For the cherub with his flaming sword is hereby commanded to leave his guard at [the] tree of life, and when he does, the whole creation will be consumed and appear infinite and holy, whereas it now appears finite and corrupt.
This will come to pass by an improvement of sensual enjoyment.
But first the notion that man has a body distinct from his soul is to be expunged; this I shall do by printing in the infernal method by corrosives, which in Hell are salutary and medicinal, melting apparent surfaces away, and displaying the infinite which was hid.
If the doors of perception were cleansed everything would appear to man as it is, infinite.

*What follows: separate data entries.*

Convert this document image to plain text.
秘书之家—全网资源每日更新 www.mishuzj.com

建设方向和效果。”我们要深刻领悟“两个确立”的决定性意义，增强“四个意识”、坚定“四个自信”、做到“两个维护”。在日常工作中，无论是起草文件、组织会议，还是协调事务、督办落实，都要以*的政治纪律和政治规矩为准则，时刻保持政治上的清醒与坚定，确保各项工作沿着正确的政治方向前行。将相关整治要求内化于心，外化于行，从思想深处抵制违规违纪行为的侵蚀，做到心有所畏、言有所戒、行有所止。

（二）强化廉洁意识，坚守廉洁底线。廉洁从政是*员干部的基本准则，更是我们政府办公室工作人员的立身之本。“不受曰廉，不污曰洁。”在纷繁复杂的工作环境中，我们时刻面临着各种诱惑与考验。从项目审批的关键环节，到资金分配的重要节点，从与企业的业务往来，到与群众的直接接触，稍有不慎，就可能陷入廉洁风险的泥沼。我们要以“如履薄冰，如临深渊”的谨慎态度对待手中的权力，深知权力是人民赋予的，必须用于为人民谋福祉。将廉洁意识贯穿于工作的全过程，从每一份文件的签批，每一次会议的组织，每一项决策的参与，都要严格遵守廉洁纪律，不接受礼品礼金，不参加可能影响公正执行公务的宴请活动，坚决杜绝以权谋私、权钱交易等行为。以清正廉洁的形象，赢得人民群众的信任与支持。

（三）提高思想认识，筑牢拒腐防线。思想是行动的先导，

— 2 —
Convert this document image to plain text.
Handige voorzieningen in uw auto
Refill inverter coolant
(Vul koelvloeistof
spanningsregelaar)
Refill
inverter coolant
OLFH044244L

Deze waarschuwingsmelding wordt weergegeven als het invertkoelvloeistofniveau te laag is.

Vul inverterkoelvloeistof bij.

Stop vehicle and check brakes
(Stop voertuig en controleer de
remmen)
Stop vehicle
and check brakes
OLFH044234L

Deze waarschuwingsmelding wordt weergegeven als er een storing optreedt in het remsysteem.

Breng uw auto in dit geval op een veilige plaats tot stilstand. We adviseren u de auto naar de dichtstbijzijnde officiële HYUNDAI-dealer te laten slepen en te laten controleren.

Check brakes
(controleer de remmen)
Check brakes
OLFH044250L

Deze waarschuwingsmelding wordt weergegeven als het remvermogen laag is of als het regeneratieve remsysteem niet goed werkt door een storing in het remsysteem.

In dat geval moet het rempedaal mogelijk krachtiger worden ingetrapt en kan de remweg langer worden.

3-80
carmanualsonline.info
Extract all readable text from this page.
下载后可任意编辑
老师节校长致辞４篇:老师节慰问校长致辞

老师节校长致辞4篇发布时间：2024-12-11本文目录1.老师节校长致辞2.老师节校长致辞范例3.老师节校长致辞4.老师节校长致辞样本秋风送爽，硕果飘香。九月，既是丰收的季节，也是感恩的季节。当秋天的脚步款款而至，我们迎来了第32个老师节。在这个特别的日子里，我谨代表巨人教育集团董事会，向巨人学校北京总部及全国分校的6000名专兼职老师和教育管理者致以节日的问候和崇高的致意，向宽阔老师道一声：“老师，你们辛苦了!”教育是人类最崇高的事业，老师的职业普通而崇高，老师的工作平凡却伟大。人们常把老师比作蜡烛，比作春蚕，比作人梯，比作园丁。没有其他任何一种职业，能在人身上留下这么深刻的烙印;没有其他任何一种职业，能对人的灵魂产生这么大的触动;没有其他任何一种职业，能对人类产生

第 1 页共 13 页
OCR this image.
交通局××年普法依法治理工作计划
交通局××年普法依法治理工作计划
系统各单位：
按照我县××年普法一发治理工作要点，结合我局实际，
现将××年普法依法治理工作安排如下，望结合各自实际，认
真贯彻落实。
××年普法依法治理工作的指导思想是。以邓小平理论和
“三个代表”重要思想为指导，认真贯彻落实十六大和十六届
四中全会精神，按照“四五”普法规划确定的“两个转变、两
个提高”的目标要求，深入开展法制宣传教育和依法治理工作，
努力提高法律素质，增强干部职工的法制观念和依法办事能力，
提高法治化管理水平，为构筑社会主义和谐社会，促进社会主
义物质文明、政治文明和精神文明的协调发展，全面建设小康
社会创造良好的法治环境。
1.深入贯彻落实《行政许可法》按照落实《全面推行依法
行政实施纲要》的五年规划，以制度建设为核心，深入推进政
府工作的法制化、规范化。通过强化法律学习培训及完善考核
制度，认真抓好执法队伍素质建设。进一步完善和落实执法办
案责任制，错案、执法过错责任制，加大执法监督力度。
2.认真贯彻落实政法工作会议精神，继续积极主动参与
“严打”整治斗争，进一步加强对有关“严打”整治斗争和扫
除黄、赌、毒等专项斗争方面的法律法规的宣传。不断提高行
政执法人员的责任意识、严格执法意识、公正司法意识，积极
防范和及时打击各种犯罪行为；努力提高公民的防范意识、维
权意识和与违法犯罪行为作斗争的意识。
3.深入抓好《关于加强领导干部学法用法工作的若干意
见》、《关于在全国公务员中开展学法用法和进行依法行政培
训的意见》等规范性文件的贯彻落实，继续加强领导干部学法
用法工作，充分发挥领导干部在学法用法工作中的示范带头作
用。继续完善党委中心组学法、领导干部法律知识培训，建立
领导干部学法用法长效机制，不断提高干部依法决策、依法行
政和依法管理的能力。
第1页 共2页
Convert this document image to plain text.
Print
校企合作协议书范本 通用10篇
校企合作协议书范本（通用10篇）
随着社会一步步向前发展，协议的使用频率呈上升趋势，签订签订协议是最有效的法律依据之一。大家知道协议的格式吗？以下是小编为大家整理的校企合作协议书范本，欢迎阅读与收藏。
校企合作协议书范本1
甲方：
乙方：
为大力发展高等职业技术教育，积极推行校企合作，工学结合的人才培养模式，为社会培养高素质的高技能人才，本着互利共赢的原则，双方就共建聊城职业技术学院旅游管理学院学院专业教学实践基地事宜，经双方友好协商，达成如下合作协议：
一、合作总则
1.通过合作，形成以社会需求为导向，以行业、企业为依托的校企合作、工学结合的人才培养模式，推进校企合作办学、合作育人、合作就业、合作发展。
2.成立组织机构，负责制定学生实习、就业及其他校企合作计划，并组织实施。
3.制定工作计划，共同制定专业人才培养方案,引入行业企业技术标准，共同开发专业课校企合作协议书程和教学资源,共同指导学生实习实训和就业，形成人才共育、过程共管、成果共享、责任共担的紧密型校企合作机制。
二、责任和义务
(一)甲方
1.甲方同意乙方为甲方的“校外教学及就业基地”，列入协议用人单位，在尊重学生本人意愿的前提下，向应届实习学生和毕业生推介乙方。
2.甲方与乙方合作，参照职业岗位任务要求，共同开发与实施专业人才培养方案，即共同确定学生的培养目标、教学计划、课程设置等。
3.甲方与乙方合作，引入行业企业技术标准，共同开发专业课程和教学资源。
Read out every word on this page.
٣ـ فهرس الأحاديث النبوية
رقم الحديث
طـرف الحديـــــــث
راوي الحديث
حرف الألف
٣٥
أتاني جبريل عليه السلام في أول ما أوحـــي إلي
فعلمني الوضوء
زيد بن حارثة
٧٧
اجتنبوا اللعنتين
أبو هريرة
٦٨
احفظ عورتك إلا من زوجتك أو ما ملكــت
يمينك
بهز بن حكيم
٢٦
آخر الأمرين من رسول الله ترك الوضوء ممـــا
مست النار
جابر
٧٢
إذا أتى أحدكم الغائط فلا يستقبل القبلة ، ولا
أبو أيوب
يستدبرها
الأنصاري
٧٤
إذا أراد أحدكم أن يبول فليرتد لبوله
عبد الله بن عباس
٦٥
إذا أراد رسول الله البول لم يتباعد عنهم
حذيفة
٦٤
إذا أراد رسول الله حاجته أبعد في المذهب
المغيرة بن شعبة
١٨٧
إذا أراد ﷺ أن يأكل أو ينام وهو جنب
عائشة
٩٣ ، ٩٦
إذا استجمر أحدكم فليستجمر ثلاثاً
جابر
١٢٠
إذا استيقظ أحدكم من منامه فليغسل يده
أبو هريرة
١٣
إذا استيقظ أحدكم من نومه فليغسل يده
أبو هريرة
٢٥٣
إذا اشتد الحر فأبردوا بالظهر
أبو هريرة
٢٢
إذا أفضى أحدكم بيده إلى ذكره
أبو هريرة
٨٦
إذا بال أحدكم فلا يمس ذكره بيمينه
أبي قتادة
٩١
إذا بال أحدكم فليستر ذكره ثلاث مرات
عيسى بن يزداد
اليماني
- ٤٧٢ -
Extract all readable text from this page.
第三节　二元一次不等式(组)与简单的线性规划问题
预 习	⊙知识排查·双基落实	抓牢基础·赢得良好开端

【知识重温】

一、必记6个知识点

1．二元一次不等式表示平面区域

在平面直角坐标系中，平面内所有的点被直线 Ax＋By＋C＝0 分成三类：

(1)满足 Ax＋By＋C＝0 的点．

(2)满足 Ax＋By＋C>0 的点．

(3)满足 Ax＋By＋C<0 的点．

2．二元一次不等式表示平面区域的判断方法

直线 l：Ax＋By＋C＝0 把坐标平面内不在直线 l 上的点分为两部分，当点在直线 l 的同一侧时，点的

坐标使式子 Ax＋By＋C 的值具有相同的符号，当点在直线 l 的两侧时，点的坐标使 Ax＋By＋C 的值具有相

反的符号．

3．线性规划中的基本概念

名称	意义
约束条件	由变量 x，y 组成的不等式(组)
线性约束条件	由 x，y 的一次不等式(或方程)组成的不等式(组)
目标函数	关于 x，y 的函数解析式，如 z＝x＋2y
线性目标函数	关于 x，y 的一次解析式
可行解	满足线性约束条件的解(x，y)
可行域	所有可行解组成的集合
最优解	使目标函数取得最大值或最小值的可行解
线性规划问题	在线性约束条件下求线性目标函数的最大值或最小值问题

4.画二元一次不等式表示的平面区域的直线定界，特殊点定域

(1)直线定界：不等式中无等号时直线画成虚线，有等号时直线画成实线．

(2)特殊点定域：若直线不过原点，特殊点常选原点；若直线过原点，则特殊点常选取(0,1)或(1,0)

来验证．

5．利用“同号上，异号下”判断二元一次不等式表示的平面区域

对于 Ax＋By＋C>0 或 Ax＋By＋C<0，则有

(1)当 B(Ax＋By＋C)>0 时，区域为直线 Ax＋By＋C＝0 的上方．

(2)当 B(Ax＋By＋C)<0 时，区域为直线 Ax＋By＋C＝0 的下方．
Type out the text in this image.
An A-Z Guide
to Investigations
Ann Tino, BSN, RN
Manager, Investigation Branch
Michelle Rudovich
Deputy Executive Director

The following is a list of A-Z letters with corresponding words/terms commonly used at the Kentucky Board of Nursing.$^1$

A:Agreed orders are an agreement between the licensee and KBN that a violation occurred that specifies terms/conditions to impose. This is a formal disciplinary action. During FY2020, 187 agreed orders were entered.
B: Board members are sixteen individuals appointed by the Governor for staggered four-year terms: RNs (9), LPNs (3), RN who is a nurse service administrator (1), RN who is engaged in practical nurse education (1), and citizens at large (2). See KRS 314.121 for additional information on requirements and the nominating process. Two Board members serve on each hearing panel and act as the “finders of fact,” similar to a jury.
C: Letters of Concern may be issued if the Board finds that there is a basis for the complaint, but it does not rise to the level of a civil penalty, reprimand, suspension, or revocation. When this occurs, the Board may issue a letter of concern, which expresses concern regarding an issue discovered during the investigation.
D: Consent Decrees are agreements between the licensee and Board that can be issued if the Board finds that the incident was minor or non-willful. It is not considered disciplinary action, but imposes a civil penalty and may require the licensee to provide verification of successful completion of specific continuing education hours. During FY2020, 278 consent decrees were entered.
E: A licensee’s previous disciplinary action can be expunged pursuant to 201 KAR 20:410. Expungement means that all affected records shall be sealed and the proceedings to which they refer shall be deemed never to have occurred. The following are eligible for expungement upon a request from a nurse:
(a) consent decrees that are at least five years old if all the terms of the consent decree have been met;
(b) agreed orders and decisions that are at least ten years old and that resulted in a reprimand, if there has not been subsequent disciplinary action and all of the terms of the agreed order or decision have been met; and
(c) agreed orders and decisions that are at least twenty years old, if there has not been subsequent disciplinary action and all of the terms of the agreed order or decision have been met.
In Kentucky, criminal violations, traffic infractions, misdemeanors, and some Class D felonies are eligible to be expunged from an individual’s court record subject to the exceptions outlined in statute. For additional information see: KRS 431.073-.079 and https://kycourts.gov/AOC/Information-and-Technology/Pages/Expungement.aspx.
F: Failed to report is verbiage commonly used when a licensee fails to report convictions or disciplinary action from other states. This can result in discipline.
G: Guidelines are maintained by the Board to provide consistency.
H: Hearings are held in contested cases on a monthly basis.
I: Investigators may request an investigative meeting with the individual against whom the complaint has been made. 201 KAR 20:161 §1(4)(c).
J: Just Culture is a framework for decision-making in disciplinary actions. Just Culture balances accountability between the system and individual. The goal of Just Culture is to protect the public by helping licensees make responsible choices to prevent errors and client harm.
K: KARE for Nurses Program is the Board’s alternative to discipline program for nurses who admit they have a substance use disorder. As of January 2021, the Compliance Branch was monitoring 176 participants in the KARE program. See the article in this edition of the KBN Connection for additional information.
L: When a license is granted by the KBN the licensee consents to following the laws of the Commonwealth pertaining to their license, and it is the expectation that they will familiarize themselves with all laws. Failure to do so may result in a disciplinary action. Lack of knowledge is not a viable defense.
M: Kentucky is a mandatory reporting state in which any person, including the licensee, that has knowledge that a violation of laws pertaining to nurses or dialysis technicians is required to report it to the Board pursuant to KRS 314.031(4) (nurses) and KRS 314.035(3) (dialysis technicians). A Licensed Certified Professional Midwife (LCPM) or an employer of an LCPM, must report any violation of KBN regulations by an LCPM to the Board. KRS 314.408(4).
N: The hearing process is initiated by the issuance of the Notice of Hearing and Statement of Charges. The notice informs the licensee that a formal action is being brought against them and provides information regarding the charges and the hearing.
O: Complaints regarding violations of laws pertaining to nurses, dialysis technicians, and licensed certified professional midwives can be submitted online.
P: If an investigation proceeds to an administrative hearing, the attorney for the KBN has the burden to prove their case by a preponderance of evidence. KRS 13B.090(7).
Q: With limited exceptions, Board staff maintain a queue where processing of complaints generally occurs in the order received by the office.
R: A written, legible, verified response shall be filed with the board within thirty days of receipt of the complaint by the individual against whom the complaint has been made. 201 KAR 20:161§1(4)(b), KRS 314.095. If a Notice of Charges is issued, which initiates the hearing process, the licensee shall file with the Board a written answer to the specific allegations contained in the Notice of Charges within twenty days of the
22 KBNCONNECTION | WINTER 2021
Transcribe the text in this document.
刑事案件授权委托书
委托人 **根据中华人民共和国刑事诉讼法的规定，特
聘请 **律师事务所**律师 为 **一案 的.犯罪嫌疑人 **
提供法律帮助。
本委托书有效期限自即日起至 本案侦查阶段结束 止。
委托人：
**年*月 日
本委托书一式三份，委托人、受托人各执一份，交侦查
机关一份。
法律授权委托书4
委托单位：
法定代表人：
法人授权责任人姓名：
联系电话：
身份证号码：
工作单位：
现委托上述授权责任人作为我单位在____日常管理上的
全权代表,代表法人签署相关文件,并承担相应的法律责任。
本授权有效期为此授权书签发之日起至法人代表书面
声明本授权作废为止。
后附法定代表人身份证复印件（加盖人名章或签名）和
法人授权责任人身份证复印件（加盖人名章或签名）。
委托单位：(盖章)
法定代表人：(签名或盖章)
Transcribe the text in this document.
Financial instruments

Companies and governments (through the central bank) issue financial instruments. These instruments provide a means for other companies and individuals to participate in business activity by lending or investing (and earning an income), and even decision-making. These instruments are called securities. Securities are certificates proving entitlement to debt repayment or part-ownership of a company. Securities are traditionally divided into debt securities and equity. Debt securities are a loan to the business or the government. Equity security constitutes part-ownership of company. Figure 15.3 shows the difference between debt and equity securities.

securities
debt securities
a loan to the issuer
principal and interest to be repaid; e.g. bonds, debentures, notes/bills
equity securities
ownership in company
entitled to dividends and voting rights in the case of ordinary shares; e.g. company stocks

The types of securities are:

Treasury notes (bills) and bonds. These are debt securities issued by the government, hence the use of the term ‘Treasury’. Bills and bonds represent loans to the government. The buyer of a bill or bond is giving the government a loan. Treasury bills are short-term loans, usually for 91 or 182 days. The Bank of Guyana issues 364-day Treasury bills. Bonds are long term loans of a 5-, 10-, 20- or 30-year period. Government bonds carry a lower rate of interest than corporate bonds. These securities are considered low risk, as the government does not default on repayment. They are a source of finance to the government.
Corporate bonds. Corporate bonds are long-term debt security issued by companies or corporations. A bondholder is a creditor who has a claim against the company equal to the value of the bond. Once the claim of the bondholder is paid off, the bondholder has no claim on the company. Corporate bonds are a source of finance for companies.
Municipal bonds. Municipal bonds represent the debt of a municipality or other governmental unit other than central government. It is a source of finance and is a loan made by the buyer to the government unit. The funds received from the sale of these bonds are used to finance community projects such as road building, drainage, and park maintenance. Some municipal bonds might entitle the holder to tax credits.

For man has closed himself up, till he sees all things through narrow chinks of his cavern.
—William Blake, The Marriage of Heaven and Hell.
William Blake, Sun at His Eastern Gate (detail)
Five thousand years:
a wound of air,
as hope is overflown
down muddy currents
before the dales of death.
Fifty hundred years—
price of Enitharmon’s sleep,
for all there is—it never was:
humanity—a dream.
For joy is lost—in noise,
while sitting in the stony untruth,
eternal foxes yield the wheel of time:
an iron storm beneath a litter moon.
Mechanical skills to drop
countless grains of words like sand—
declaring: behold this light—
but they’re beneath
the golden wings of day.
And we won’t tell which one is old, who’s young;
when all the colours fade to night,
and strum the strings which join morning to dusk.
Feels everything is dust.
Until,
unless
the energies awake,
as clouds of pearls will gather round
the morning—you—dawn, sound:
by dew—unchained.
Let the Priests of the Raven of Dawn, no longer in deadly black, with hoarse note curse the Sons of Joy. Nor his accepted brethren whom, tyrant, he calls free, lay the bound or build the roof. Nor pale religious lechery call that virginity that wishes, but acts not!